等到楚千尘用了午膳离开侯府的时候,手上多了一个葫芦形的珐琅袖炉,外披着沈氏送给她的白貂皮斗篷,整个人包得严严实实的,好似一只毛绒绒的大白兔子。
马车里也暖哄哄的,提前用炭炉烧着炭。
楚千尘一上车就闭目养神,头随着马车的行驶一点一点的,迷迷糊糊中似乎还睡着了一会儿。
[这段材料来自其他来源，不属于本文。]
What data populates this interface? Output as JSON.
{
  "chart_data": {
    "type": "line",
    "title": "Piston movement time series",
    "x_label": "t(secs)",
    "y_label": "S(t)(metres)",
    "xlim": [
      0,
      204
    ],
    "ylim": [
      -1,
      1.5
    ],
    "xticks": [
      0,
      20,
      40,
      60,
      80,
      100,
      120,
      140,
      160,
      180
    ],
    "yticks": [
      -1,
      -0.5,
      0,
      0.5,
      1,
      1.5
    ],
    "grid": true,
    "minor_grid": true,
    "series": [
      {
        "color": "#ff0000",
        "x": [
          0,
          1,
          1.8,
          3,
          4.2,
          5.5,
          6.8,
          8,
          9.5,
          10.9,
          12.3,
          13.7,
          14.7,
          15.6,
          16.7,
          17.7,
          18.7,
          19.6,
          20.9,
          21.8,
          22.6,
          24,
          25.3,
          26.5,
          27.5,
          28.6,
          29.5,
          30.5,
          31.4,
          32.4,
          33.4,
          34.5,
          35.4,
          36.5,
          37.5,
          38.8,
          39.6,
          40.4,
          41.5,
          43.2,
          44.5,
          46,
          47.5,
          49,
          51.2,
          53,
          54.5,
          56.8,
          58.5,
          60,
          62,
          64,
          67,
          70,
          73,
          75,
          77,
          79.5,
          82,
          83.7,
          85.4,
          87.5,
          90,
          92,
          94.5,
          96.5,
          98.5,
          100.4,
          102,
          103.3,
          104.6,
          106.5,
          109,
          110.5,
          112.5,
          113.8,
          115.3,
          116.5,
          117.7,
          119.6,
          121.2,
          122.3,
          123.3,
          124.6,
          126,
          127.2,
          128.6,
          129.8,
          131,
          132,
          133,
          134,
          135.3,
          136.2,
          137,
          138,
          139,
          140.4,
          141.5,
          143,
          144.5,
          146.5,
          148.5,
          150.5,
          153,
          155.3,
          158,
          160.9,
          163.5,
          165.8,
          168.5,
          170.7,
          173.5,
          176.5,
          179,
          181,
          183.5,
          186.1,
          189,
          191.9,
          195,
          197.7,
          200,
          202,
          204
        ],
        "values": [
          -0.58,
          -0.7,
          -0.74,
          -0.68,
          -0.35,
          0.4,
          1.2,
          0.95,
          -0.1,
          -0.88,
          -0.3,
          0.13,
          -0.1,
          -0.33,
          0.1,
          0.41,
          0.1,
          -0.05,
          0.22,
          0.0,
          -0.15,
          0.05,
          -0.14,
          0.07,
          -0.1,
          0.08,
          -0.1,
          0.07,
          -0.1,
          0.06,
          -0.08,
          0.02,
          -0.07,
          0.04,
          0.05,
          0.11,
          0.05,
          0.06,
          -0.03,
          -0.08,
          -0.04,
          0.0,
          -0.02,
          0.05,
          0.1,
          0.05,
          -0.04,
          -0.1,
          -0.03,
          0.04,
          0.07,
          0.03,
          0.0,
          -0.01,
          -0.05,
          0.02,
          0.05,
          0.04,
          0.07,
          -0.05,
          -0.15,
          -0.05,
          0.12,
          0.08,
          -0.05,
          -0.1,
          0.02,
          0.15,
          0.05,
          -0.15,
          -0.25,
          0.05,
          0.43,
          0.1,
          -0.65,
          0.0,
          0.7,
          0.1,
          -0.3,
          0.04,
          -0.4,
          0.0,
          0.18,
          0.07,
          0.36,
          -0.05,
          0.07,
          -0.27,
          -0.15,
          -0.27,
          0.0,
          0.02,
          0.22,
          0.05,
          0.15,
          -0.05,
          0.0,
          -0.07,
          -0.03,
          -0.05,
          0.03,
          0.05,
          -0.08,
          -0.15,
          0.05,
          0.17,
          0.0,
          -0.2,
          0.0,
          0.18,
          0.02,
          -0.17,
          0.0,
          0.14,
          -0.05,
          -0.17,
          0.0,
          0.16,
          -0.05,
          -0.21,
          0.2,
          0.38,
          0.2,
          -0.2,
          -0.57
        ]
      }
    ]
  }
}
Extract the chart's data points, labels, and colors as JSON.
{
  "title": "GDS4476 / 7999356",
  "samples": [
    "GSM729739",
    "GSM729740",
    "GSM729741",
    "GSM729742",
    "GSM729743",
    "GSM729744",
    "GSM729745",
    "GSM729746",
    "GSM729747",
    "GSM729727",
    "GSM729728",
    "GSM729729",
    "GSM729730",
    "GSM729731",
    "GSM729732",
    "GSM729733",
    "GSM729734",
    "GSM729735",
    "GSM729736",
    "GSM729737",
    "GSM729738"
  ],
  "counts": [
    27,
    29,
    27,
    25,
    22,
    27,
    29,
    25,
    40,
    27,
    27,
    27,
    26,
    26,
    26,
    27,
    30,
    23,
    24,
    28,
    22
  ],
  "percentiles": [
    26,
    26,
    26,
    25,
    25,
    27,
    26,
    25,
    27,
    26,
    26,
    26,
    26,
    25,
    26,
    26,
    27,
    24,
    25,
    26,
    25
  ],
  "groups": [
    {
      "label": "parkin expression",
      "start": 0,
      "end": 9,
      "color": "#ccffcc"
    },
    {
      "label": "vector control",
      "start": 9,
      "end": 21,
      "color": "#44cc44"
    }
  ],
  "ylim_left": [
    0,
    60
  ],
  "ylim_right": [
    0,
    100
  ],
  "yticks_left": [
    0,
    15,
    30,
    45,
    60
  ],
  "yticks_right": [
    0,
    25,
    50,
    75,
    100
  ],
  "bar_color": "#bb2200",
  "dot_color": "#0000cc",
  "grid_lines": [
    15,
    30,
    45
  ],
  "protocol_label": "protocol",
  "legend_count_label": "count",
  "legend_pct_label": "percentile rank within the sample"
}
直到马车缓下了速度,失去了那种节奏性的摇晃,楚千尘反而瞬间就惊醒了过来。
察觉她醒了,琥珀立刻柔声道:“王妃,到王府了,您可以再闭一会儿眼。”
楚千尘睡眼惺忪地打了个哈欠,眼圈泛起了一层水光,揉了揉眼睛,可以听到马车外传来了角门开启的声音。
车轱辘慢悠悠地往前转了两三圈,又蓦地停下了。
楚千尘的身子又顺势晃了晃,琥珀默默地把手挡在楚千尘的后脑与车厢壁之间,生怕她撞到了头。
窗帘被人从外面挑起一角,那只长满老茧的蜜色手掌一看就是属于江沅的。
“王妃,好像是静乐长公主。”江沅一贯没什么起伏的声音此刻透着罕见的一言难尽。
楚千尘又眨了眨眼,霎时间睡意全消,彻底醒了。
“人呢?”她一边说,一边往车窗的方向凑。
江沅往后退了一步,一手把窗帘又挑开了一些,另一手指向了王府大门前的一尊石狮子。
足足有一人高的石狮子神态威武地蹲在门槛旁,铜铃般的眼睛瞪得浑圆,嘴巴微张,气派不凡。
楚千尘定睛一看,这才意识到江沅指的不是石狮子,而是藏在石狮子后的一个人。
身披黑色斗篷的静乐坐在偌大的石狮子后方,戴着斗篷帽,也没撑伞,就这么独自一人静静地坐在那里,身边既没有嬷嬷,也没有宫女。
她的身子在宽大的斗篷里缩成一团,手抱着小腿,下巴靠在膝盖上,眼神恍惚地发着呆。